Manon est une jolie jeune femme, mais elle ne se soucie guère de son apparence.
Elle vit dans un village en haute Provence. Sa maison se situe un peu à l’écart de l’agglomération.
C’est une bâtisse de caractère, très enviée par les riches estivants qui investissent la région en provenance de climats moins ensoleillés.
En général, en visite pendant un été ils tombent sous le charme de la région et commencent à se mettre à la recherche d’un endroit où se poser. Ils désirent se fixer, en prévision des jours où ils pourront enfin souffler, autrement dit à la retraite. Mais la contrée dégage un tel charme qu’elle est aussi protégée. Il ne suffit pas de trouver un terrain, encore faut-il qu’il ait abrité autrefois un édifice, quel qu’il soit. Ils sont prêts à acheter le moindre cabanon même si le toit est effondré, les restes d’une bergerie de château, puisque de toute façon ils raseront tout pour reconstruire selon leurs goûts souvent somptuaires.

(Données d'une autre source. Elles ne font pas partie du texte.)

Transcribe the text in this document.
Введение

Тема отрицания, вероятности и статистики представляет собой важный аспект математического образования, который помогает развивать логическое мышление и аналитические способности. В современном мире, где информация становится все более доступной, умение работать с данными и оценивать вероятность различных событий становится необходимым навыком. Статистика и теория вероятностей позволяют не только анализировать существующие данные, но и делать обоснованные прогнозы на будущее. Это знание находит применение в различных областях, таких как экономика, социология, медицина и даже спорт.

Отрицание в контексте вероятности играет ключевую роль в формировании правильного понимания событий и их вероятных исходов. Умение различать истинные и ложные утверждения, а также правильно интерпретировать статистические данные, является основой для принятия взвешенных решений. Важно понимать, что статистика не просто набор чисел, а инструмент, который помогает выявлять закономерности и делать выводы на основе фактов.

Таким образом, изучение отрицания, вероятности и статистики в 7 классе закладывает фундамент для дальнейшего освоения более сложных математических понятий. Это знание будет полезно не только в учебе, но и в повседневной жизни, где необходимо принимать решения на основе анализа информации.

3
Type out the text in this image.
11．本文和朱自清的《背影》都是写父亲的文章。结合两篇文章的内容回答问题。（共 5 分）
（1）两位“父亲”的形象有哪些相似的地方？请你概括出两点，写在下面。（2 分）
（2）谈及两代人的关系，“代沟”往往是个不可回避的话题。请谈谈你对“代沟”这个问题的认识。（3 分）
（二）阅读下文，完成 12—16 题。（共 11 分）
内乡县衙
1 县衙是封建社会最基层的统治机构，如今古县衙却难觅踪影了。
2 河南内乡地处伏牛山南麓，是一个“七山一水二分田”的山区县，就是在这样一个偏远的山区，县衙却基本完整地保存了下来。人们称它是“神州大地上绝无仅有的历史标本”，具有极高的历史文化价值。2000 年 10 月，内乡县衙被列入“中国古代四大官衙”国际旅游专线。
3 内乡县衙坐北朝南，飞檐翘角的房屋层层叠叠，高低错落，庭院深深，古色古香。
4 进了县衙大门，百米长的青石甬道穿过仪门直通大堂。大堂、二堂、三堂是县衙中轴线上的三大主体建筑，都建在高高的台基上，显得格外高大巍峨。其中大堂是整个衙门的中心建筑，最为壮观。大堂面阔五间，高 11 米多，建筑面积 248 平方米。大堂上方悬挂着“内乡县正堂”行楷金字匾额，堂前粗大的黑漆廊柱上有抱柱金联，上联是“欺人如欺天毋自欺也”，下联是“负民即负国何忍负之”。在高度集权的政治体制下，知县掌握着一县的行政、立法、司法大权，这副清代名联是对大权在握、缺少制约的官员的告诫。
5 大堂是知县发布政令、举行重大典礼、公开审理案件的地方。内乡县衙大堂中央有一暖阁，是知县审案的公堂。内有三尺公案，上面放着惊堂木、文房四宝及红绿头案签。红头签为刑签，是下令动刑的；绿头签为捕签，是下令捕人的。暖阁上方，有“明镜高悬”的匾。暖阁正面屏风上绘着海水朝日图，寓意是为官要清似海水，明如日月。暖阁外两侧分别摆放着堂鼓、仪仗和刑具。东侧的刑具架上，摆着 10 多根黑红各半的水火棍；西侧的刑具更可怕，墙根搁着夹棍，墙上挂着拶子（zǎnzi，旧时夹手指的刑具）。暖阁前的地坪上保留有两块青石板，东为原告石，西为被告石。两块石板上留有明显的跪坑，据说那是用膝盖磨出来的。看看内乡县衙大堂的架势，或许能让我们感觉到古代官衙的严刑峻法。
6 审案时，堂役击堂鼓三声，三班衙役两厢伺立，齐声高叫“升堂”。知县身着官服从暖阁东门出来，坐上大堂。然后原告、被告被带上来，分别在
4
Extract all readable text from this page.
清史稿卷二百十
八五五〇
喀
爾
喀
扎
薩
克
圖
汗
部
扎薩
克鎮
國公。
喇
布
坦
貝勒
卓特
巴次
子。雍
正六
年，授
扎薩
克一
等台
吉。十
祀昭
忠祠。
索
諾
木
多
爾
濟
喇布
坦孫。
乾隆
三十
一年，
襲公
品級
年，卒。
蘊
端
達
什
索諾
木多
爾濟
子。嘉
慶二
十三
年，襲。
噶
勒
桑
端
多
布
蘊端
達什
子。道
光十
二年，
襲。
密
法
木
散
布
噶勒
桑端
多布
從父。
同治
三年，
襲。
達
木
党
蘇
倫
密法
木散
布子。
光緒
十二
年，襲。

Mille fois, on sonne à la porte de Manon.
Pardon, madame, ne connaîtriez-vous pas quelqu’un qui voudrait vendre sa maison ou sa vieille masure ? Manon répond avec patience et gentillesse à ces touristes de plus en plus inopportuns. Lorsqu’il fait aussi chaud, elle leur offre un rafraîchissement : le jus des citrons produit par le bel arbuste dont elle prend grand soin. Un jour, un visiteur plus audacieux, plus entreprenant, finit par avancer une proposition d’achat.
— Une jeune femme comme vous devrait vivre à la ville non ? Avec ce que je vous propose pour votre maison, vous pourriez aller vous établir pour ouvrir une boutique.
Mais Manon secoue sa jolie tête.
Cette maison vibre au profond de son âme. Le portillon de l’entrée délimite la frontière entre le monde commun et elle. Il s’étend du clos de son jardin au vaste grenier rempli de trésors, de la remise au petit bassin plein du chant des grenouilles l’été. Depuis la roseraie au grand cèdre, tout un univers vit et respire pour elle.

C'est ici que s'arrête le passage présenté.